Rosenzweig, now a senior fellow at the R Street Institute, said the lack of permanent leadership has made it far more likely that those nominally in charge will either tacitly or explicitly give assent to abuses.

“This kind of misuse and abuse is particularly plausible in an agency like DHS, which is weakened by its lack of history, its lack of settled processes, and by the fact that that Trump has systematically denuded it of anybody with any authority to push back at him,” Rosenzweig said. “Trump has systematically [emasculated] anybody who gave him the least little bit of pushback, you know, even people who were totally on his side in terms of results they wanted to achieve.”

He also posited that the situation in Portland is “a particular product of the fact that Trump and [White House Senior Policy Adviser] Stephen Miller have converted DHS into this subservient entity that has no leadership that refuses to do their bidding”.

But Jenn Budd, a former senior US Border Patrol agent who is now an immigrant rights activist, says the use of the Border Patrol for interior law enforcement purpose is something that has long been desired by those who serve on the so-called “green line”. This, despite the fact that Border Patrol agents — unlike police — operate in areas in which the usual constitutional protections that Americans enjoy do not apply and receive very little training on how to deal with crowds in a lawful way.

“The majority of training that BORTAC does, and even the majority of training the agents do, is more military-style training, so they're going to deal with crowds of people … like you would see soldiers dealing with crowds in Iraq or in Afghanistan,” she said.

Budd also pointed to the example of a protester who told Oregon Public Broadcasting that he was seized off the street, taken to a federal building, and searched without a warrant as evidence underscoring the agents’ lack of familiarity with the Constitution.

“That's typical Border Patrol, because down here, they don't have to have a warrant to do anything,” she explained.

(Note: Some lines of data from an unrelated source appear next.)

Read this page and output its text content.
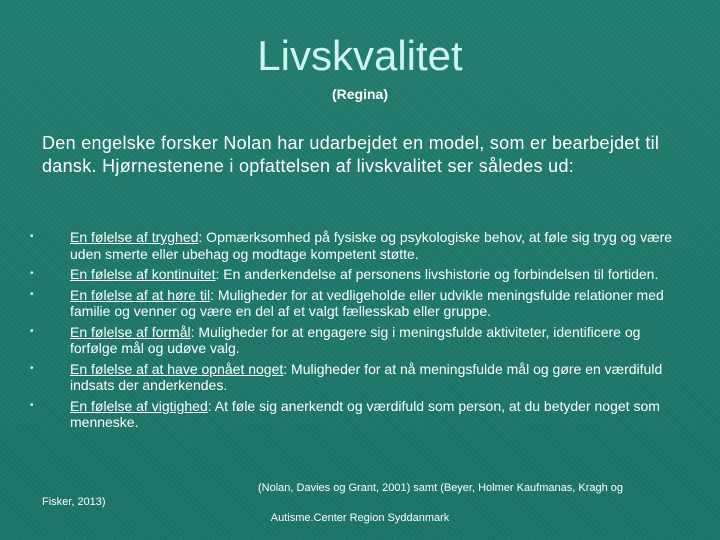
Livskvalitet
(Regina)
Den engelske forsker Nolan har udarbejdet en model, som er bearbejdet til dansk. Hjørnestenene i opfattelsen af livskvalitet ser således ud:
•	En følelse af tryghed: Opmærksomhed på fysiske og psykologiske behov, at føle sig tryg og være uden smerte eller ubehag og modtage kompetent støtte.
•	En følelse af kontinuitet: En anderkendelse af personens livshistorie og forbindelsen til fortiden.
•	En følelse af at høre til: Muligheder for at vedligeholde eller udvikle meningsfulde relationer med familie og venner og være en del af et valgt fællesskab eller gruppe.
•	En følelse af formål: Muligheder for at engagere sig i meningsfulde aktiviteter, identificere og forfølge mål og udøve valg.
•	En følelse af at have opnået noget: Muligheder for at nå meningsfulde mål og gøre en værdifuld indsats der anderkendes.
•	En følelse af vigtighed: At føle sig anerkendt og værdifuld som person, at du betyder noget som menneske.
(Nolan, Davies og Grant, 2001) samt (Beyer, Holmer Kaufmanas, Kragh og
Fisker, 2013)
Autisme.Center Region Syddanmark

And despite their lack of familiarity with Americans’ basic constitutional rights, she said Border Patrol agents are eager to embrace their newfound freedom to inflict themselves on American protesters because doing so as a “national police force” has long been their goal. Because most Border Patrol agents hold what is known as “1801 authority” — which only grants the power to make arrests and enforce federal law but not conduct investigations — rather than the “1811” authority held by Special Agents at other agencies, Budd said the USBP has long had both an agency-wide inferiority complex and designs on a larger role in the nation’s law enforcement apparatus.

“The Border Patrol has always had this elective low self-esteem, that they're not considered to be like, ‘real cops,’ and they're just always pissin’ and moanin’ about how they feel that they should be able to go around and grab anybody up off the streets and do whatever they want,” she said. “And that's what you're seeing out there.”